The iPad Camera Connection kit gives you two dongles, one with a slot for an SD card, and the other with a USB connector, for direct connection to your camera via USB cable.
The initial thing I discovered (I have a habit of reading the manual after I’ve tried things out), was that this is not really a tethering solution. It’s more of a backup of the images on your camera, which you can then go through, categories, apply ratings, keywords, etc, then later import into lightroom. There is no option to send direct to the iPad as your shooting. I was kinda disappointed at that.
Also, the other similar application I have on the iPad, called Shuttersnitch, only works wirelessly, not over the USB cable, so does not work with the Camera Connection Kit. Now there’s something for either team of developers to look at, proper tethering via USB cable. There’s several reasons why this would be a good idea.
- A WFT-E4 wireless grip for my Canon EOS5DII is phenomenally expensive.
- Eye-Fi with any Compact Flash based camera is notoriously difficult to get working, I’m still trying to find a suitable CF-SD adapter so my Eye-Fi X2 Pro will work in my 5DII.
- Large RAW files transfer MUCH more quickly over USB cable, so if your in the habit of shooting your subjects in burst mode, that kinds rules out Wifi tethering.
Anyway, the general mode of operation is as follows:
- Take bunch of pictures.
- Connect your camera to the iPad via the USB cable and the Camera Connection Kit.
- The iPad photo app will kick off and ask you which images you want to import. Import your selected images.
- THEN, you start up Photosmith. You can browse through your imported images, tagging, rating, assigning colour codes, etc. just like Lightroom.
- Once you get back to your PC you can then import the images using the Import wizard in lightroom to get the images from your iPad to your PC/Mac.
- All the ratings are imported along with the imported images.
One thing I found is that the default connection method is wifi. This takes absolutely AGES when working with RAW files that are up to 30Mb each. So slow in fact, that I almost gave up at that stage. But I persisted, and found an “advanced import” method where you connect your iPad via USB, import the images into lightroom with the normal method, then use the Photosmith sync to get the ratings metadata. 3 seconds per image as opposed to 30. And the metadata was applied to the correct files even though they were imported via an alternative method to the Photosmith sync.

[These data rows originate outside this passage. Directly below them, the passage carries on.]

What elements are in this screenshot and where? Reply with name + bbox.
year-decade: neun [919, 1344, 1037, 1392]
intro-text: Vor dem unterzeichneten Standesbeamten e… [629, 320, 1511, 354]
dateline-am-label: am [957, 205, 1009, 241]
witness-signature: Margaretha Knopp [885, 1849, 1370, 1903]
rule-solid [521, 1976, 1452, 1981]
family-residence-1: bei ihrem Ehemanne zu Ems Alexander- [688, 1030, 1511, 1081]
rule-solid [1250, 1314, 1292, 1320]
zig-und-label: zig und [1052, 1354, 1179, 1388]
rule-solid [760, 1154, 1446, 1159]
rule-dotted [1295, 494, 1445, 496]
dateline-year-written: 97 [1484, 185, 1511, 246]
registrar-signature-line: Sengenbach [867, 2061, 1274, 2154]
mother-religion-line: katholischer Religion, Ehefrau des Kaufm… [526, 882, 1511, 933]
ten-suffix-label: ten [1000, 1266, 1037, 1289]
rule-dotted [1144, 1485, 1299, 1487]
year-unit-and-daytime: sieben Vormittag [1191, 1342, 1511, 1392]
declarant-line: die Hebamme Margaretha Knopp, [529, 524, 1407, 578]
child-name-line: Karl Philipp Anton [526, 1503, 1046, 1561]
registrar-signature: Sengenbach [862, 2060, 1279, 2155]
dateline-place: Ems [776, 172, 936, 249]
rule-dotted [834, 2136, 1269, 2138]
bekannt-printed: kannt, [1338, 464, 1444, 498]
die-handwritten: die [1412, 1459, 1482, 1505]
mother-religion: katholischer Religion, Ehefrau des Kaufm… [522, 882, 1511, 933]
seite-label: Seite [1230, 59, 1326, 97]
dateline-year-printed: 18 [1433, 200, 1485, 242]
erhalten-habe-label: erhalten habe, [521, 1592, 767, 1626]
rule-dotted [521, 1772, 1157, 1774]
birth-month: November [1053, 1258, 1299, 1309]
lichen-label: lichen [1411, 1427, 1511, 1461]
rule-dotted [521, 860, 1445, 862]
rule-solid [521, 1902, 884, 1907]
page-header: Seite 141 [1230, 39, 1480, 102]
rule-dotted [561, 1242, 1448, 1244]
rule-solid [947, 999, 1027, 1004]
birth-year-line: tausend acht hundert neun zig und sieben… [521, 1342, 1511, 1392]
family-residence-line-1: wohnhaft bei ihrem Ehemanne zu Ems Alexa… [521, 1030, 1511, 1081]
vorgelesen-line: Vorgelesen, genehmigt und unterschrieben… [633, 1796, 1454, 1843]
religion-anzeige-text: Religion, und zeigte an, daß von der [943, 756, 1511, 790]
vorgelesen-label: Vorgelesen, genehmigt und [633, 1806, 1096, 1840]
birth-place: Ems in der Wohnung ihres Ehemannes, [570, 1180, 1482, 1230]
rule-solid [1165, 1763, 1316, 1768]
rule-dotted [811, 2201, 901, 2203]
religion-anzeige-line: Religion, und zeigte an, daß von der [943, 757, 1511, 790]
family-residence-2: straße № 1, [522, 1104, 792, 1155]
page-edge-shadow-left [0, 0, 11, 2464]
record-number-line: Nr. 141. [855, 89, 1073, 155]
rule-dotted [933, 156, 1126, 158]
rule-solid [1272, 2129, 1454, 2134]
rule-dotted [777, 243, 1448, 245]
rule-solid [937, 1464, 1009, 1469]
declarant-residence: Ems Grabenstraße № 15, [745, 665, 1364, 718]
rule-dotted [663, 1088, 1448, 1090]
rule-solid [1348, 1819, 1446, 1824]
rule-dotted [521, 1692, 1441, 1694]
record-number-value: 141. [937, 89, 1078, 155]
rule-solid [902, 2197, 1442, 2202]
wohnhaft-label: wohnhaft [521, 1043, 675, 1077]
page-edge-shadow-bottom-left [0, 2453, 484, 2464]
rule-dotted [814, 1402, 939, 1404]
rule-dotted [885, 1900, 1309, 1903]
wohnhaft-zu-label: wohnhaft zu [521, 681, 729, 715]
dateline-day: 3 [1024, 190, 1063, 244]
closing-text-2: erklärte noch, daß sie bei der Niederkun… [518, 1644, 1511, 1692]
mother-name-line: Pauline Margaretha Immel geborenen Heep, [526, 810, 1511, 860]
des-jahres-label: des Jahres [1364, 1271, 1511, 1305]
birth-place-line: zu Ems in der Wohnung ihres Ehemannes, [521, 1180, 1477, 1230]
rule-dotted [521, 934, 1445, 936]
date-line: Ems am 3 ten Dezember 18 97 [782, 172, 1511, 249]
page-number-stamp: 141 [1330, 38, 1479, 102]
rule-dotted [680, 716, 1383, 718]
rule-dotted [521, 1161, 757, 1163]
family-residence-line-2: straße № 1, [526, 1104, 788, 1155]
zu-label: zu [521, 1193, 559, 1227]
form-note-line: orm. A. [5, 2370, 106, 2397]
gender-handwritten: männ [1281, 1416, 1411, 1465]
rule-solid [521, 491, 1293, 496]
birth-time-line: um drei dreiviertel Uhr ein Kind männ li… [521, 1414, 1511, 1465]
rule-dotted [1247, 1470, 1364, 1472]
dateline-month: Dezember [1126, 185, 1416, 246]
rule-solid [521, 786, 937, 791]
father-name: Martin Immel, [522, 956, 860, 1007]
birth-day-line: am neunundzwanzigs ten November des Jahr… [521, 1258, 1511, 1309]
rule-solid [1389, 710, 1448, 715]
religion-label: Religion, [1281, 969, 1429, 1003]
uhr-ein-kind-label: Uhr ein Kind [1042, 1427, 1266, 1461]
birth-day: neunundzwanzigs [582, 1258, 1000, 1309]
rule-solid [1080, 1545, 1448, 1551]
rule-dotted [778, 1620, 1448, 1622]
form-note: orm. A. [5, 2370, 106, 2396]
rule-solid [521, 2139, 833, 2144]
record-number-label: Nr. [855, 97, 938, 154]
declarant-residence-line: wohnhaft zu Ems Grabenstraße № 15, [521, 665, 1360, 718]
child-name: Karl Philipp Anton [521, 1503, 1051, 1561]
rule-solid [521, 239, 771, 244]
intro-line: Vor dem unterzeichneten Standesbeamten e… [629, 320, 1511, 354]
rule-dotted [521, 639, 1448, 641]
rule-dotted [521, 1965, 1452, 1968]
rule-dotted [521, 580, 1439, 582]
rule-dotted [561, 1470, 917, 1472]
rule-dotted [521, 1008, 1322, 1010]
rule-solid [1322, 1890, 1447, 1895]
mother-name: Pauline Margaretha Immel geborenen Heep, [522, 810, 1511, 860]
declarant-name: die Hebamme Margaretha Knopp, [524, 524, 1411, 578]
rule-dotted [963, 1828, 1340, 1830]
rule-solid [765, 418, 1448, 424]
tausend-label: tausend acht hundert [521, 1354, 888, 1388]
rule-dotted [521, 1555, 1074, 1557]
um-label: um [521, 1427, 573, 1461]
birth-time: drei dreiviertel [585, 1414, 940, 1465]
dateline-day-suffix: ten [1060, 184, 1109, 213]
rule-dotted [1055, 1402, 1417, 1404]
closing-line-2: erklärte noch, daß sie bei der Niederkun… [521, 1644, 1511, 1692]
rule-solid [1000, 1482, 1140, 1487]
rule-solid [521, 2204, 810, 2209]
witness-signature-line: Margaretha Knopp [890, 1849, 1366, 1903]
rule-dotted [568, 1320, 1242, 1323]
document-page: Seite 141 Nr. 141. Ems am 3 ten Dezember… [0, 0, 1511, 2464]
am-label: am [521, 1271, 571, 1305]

So while it’s not a tethering solution, it’s a great way of having a backup of your images in the field. Even if you were only to sync your camera to your iPad every few dozen images or so, you’ll have a backup on the iPad in case of flash card disaster. And, if you’ve got your images on the iPad, you can categorise them and tag them as you shoot in the field, or on the trip home, which will save you some time when you get back to your main post-processing computer.
Now that I have it, and have sorted out the “advanced import” option, it’s certainly a usable and useful addition to my list of iPad photography apps, and makes the iPad more useful in the field. If only there was an option to display images as you shoot them!